A morte dela foi um marco. Desde então, ele nunca mais havia voltado para sua terra natal, mas ele sabia que o retorno era inevitável. E aconteceu. A cada curva da montanha que descia em direção ao encontro do seu passado, cargas de lembranças desciam junto. Era impossível esconder a emoção. Entrar na avenida principal exigiu um espírito forte. As ruas já não eram mais as mesmas. As pessoas também não, mas o efeito era o mesmo. Ele se via ali, correndo quando criança, depois com a bicicleta e mais tarde no carro do pai fazendo arruaça com os amigos.


A casa da primeira namorada continua no mesmo lugar. A igreja, imponente, com suas torres gigantescas, ainda está lá, observando todos que habitam a pequena cidade. Procurou andar incógnito pelas ruas. Não foi muito difícil, pois seus velhos amigos também não estão. mais lá. Mesmo assim, se esquivou de possíveis encontros. Não queria conversar. Só sentir emoções. No velho clube, onde se divertiu em muitos bailes e festas, uma luz fraca pendurada no teto ilumina alguns jogadores de “bisca”, um jogo de cartas de colônias italianas.
O antigo cinema, onde assistiu pela primeira vez a um filme, O Dólar Furado, já não existe mais. O prédio de madeira tinha virado uma igreja, depois um bar e, por fim, demolido. O “café”, um bar anexo à rodoviária e que era o ponto de encontro da turma, virou um restaurante e perdeu sua graça.

Passou em frente à casa onde viveu sua infância e adolescência. Ela não existe mais. Apenas uma pequena construção ocupa um cantinho do terreno. Abriu o portão enferrujado, entrou, caminhou alguns passos no que restava da antiga calçada de cerâmica vermelha.
Um turbilhão de lembranças de momentos inesquecíveis com seus pais e irmãos voltou à memória. Reviu cada um deles. Lançou um último olhar em volta e viu que as árvores onde brincava quando criança já não existiam mais. Virou as costas e saiu.

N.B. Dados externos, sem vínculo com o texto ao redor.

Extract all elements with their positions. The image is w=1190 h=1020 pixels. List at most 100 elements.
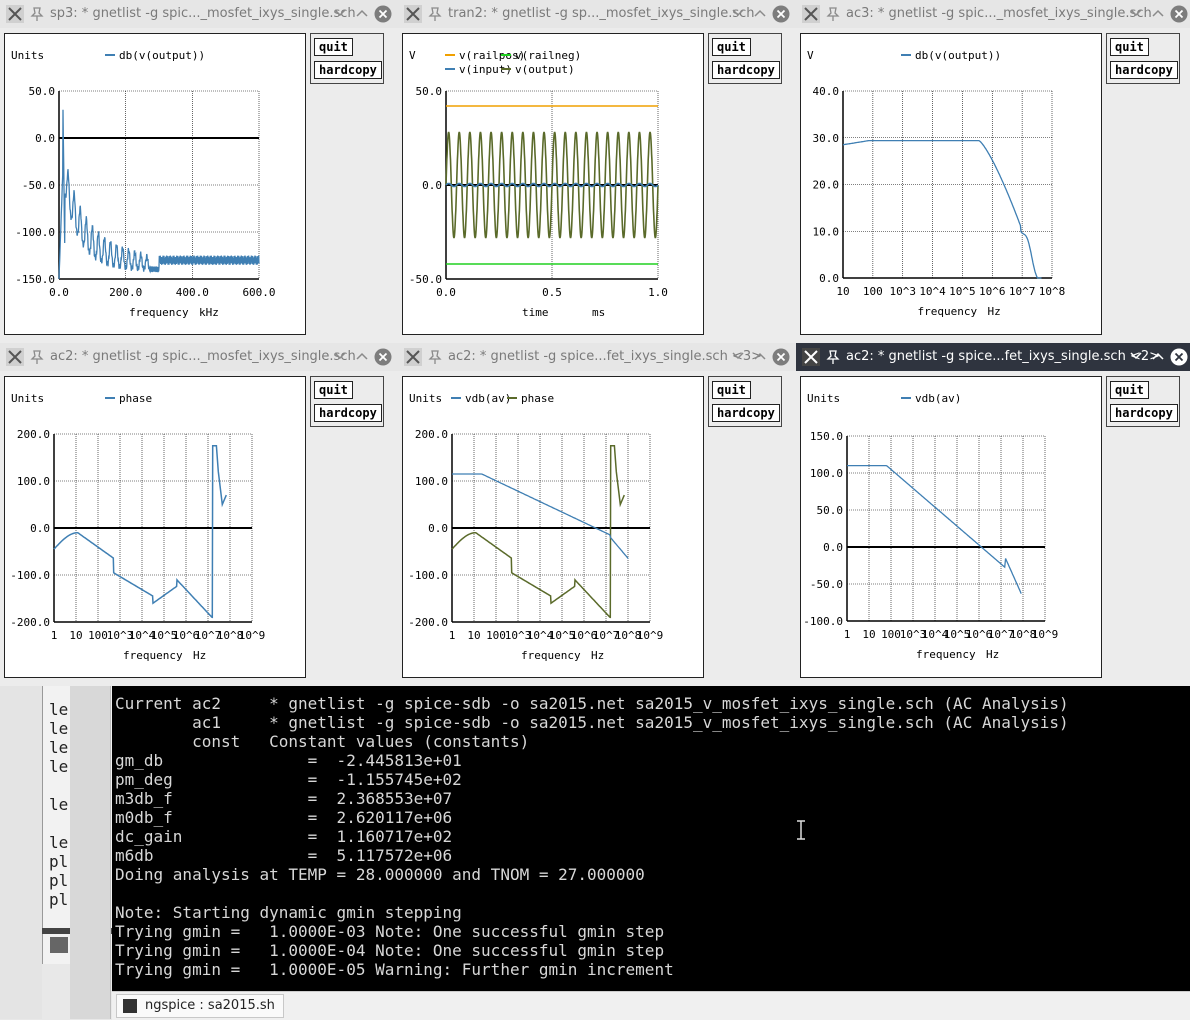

Caminhou automaticamente até o cemitério onde seus pais estão enterrados. A velha foto que os mostrava nos últimos dias de vida foi trocada por outra em que estão mais jovens e com fundo de céu azulado. Dos olhos correram lágrimas. Andou mais um pouco e passou em frente ao colégio onde estudou na infância. Agora só resta uma estrutura abandonada. Há alguns anos as freiras que o administravam desistiram e venderam para um grupo particular. Esses também acabaram desistindo e o colégio fechou as portas. Foi ali que aprendeu a ler, escrever e entender um pouco o mundo. O antigo hospital, que também era administrado pelas freiras, foi fechado e agora virou uma casa de repouso para idosos. Particular.
A noite começou a cair e ele andou até a igreja onde era celebrada a tradicional missa do final do dia. Na adolescência, a missa era um pretexto para encontrar os amigos e marcar onde seria a festa da noite. Do alto da igreja, observou as luzes que começavam a pipocar pelas casas. Uma brisa anunciava a chegada da noite. Pessoas caminhavam para suas casas, sem pressa. Paravam para conversar com o vizinho sentado em frente à casa.Um ou outro carro passava pelas ruas. 
O alarido de crianças que saíam da escola enchia o silêncio do fim do dia. Permaneceu ali, observando esse mundo que tanto vivenciou e que tinha deixado para trás. Pensou se um dia voltaria a viver tudo aquilo. Não se permitiu responder. Entrou no carro e subiu a montanha, deixando para trás uma carga de lembranças esmaecidas junto com o lusco-fusco do fim do dia. No fundo, a certeza de que um dia ele retornará.